What I’ve talked about so far is not out of the ordinary for most people, much less those carrying concealed pistols. But what we’re moving into now is territory that will get 100 different opinions from 100 different sources. Remember what I said earlier—your training, experience and situation will determine what you feel you need to carry on a daily basis.
Different ways to carry your reloads include spare magazine pouch, Speed Strip, cartridge belt slide, and revolver speed loader.
Carrying a reload for your carry gun is considered mandatory in many training circles, and is generally seen as good advice not only for reloading during a fight, but also for having a new ammunition source to go in the gun in case of a malfunction. “But,” some will say, “my gun has never had a problem, and I’m not going into combat. I just want to protect myself and my family. I don’t need to carry two boxes of ammo on me!”
That’s true, depending on where you live and your situation. If you live in Miller, Missouri (population 700), you’re probably right. If you live in Memphis, Tennessee, having extra ammo is not a bad idea. A reload or two, plus extra ammo in the car, can be good insurance.
The backup, or second gun, is probably the most controversial item in the gun carrier’s inventory. There seems to be no middle ground—it is either viewed as extreme paranoia to carry more than one gun at a time, or it’s the height of true tactical awareness.
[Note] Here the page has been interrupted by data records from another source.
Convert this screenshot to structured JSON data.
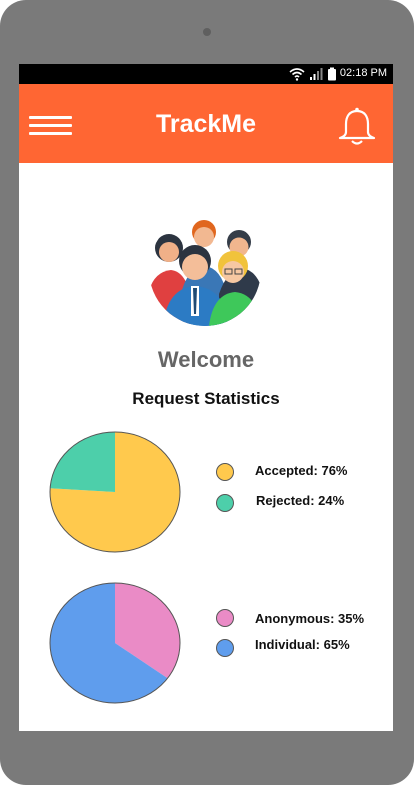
{
  "status_bar": {
    "time": "02:18 PM"
  },
  "app_bar": {
    "title": "TrackMe"
  },
  "welcome": "Welcome",
  "section_title": "Request Statistics",
  "chart_data": [
    {
      "type": "pie",
      "categories": [
        "Accepted",
        "Rejected"
      ],
      "values": [
        76,
        24
      ],
      "colors": [
        "#ffc94d",
        "#4dcfaa"
      ],
      "legend": [
        "Accepted: 76%",
        "Rejected: 24%"
      ]
    },
    {
      "type": "pie",
      "categories": [
        "Anonymous",
        "Individual"
      ],
      "values": [
        35,
        65
      ],
      "colors": [
        "#ea8bc6",
        "#5f9ded"
      ],
      "legend": [
        "Anonymous: 35%",
        "Individual: 65%"
      ]
    }
  ]
}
For many, it’s difficult to carry one gun at a time, much less two. Some are also concerned with the reaction of law enforcement officers if they find out, for whatever reason.
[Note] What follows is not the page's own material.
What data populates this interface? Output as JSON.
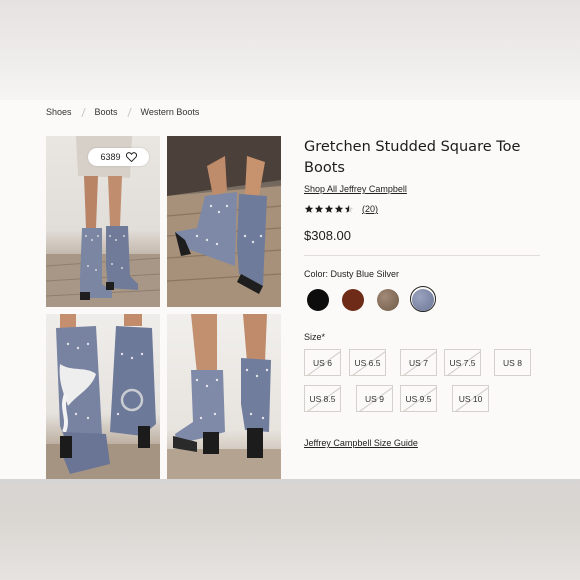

ASP Key Defender, shown with its replaceable insert, is a low-profile way to carry your OC pepper spray. De-jammer below it can be used for pain compliance holds or clearing malfunctions.
There are several valid reasons for carrying a second gun, such as your primary gun running out of ammo in the middle of a fight or having your gun break at the worst time. But if you don’t train with the backup gun and have it somewhere you can instantly access it when you need it, it’s just an extra three pounds you’re toting around every day.
If your situation is such that you can honestly see yourself needing a second gun, the best thing you can do is not tell anyone. Besides avoiding the disapproval of some of those you meet, why give up any tactical advantage that having the second gun gives you?
The goal of this piece is to make you think, not tell you what you have to do. At the risk of sounding like a wishy-washy politician, all I can tell you is “it depends.” Your choice of equipment is a personal one, and isn’t about being popular, politically correct or caring what other people think of you.
Carry what you want, when you want. Look at your end goals and do what you must to achieve them.